Elle est là, et n’en a rien à foutre. Apprendre de ses erreurs ? Tu parles ! C’est tou­jours la même his­toire, oui, plu­tôt. Nul ne gué­rit de son enfance : si à 13 ans j’ai­mais une fille qui m’ai­mait bien, si à 20 ans j’ai­mais une fille qui m’ai­mait bien, pour­quoi donc serait-ce dif­fé­rent à 28 ans ? On croit gué­rir, dans le meilleur des cas. On s’offre plu­sieurs années de tran­quilli­té. Mais fon­da­men­ta­le­ment, ça reste la même merde — je parle pour moi, pas pour les vei­nards qui ont trou­vé la fille de leur vie et qui devraient se dépê­cher de s’ins­tal­ler et de faire des gosses avant d’être vieux et aigris comme moi…

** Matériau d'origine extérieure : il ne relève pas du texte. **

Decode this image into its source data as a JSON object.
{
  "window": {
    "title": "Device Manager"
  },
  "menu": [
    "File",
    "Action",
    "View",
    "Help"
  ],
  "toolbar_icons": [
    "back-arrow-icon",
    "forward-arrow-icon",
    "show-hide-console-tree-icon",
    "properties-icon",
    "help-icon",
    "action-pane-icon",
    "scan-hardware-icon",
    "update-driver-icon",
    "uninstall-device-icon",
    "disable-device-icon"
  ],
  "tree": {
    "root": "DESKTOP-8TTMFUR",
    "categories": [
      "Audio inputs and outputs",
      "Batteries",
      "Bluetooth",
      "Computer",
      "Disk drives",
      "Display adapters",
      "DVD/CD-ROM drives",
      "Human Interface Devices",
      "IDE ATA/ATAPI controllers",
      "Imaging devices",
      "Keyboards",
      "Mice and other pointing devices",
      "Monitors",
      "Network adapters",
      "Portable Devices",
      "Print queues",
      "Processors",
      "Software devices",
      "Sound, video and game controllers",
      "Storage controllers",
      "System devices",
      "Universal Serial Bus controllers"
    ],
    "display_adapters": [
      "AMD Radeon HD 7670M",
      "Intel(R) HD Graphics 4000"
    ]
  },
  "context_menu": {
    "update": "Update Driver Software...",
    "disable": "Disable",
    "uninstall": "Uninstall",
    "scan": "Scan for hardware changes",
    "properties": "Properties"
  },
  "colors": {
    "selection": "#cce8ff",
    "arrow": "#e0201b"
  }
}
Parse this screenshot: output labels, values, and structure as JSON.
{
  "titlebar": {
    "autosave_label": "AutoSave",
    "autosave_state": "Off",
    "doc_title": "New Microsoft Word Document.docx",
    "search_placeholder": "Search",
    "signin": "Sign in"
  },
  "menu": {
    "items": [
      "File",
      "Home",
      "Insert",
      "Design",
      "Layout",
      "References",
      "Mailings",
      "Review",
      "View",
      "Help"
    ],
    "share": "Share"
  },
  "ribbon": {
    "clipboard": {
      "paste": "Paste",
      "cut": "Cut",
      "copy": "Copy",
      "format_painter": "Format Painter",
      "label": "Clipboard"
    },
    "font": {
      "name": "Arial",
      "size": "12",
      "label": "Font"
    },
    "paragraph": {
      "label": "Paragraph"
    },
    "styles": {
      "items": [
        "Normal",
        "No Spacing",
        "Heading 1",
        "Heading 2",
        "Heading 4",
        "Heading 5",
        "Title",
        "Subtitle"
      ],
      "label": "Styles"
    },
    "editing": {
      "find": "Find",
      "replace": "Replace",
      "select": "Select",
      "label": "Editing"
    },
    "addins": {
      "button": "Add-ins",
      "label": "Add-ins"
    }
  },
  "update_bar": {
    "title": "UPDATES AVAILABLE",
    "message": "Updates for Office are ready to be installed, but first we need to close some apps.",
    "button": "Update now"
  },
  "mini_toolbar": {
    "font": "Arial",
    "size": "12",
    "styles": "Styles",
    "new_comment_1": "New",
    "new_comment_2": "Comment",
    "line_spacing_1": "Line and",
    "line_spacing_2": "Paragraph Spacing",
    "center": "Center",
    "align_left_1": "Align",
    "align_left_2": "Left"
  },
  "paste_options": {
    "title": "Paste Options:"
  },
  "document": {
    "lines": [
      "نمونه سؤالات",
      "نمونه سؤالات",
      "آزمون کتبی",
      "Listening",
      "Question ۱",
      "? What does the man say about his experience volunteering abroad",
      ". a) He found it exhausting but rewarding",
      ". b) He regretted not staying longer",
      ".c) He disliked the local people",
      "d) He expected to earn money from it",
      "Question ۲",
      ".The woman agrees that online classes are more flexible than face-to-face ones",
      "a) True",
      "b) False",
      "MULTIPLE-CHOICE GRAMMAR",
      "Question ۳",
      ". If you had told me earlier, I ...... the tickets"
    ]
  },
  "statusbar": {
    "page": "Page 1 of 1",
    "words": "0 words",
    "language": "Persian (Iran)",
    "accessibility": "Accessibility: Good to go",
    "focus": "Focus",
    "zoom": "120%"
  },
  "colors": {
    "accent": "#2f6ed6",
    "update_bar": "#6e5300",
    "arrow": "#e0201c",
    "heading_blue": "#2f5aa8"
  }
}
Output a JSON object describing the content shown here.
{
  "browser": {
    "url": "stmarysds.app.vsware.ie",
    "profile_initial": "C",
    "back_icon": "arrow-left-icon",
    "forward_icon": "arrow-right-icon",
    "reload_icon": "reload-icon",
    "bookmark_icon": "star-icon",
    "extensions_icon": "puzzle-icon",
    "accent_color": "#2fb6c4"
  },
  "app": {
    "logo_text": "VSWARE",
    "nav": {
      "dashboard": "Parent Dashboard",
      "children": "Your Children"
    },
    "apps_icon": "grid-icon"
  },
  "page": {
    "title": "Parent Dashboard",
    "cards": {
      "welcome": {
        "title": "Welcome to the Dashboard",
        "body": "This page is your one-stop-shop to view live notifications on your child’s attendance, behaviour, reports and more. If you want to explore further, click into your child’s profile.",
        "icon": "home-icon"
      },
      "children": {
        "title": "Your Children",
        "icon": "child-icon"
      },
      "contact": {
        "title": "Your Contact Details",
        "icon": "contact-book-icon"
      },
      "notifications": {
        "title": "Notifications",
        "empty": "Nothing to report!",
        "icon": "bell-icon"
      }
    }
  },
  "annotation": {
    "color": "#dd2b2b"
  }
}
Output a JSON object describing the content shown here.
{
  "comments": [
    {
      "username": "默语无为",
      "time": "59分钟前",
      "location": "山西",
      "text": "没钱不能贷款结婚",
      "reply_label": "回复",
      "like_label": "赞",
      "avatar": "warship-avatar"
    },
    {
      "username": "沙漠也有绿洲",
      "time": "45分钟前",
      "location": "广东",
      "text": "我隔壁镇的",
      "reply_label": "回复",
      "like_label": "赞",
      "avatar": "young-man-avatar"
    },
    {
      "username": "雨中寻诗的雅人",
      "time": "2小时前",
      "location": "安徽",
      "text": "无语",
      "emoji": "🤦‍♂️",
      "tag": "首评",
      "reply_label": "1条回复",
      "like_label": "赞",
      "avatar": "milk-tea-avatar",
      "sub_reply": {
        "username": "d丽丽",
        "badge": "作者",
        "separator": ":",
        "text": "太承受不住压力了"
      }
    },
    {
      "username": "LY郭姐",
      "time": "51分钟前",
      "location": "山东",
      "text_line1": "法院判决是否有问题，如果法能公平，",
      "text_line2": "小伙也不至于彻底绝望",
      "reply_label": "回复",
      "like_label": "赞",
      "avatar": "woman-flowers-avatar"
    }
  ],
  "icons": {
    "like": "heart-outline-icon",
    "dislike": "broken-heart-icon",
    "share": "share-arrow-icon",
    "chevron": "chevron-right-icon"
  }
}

1990 — 2009. Dix-huit ans, à quelque chose près, durant les­quels j’au­rais tra­vaillé très atten­ti­ve­ment à maî­tri­ser mes émo­tions, à ne pas me lais­ser aller, à res­ter fiable, calme et posé… Dix-huit ans pour entendre, en gros, ce que je n’a­vais pas vou­lu entendre il y a dix ans : “t’es trop lisse, trop posé, pas assez fantaisiste/déjanté/capable d’improvisation/imaginatif”… M. l’a­vait dit à sa façon, M2 l’a répé­té à la sienne, plus trash, plus brute, plus intel­li­gible. 18 ans pas­sés à se maî­tri­ser pour pas faire fuir les filles, suite à ce qui reste sans doute le der­nier trau­ma­tisme de l’en­fance — ou le pre­mier de la vie adulte ? — mer­veilleu­se­ment conclus par une fille qui vous affirme sans détour que vous avez trop bien réus­si à contrô­ler vos débor­de­ments, vos émo­tions, et à blin­der toute cette merde de salo­pe­ries à la con qui empêchent d’être vous et, qui sait, empêchent peut-être des gens qui vous aime­raient au natu­rel de vous appré­cier pour ce que vous êtes…

Le Spock qui habite dans un coin de ma tête est mort de rire de consta­ter l’i­ro­nie de la situation.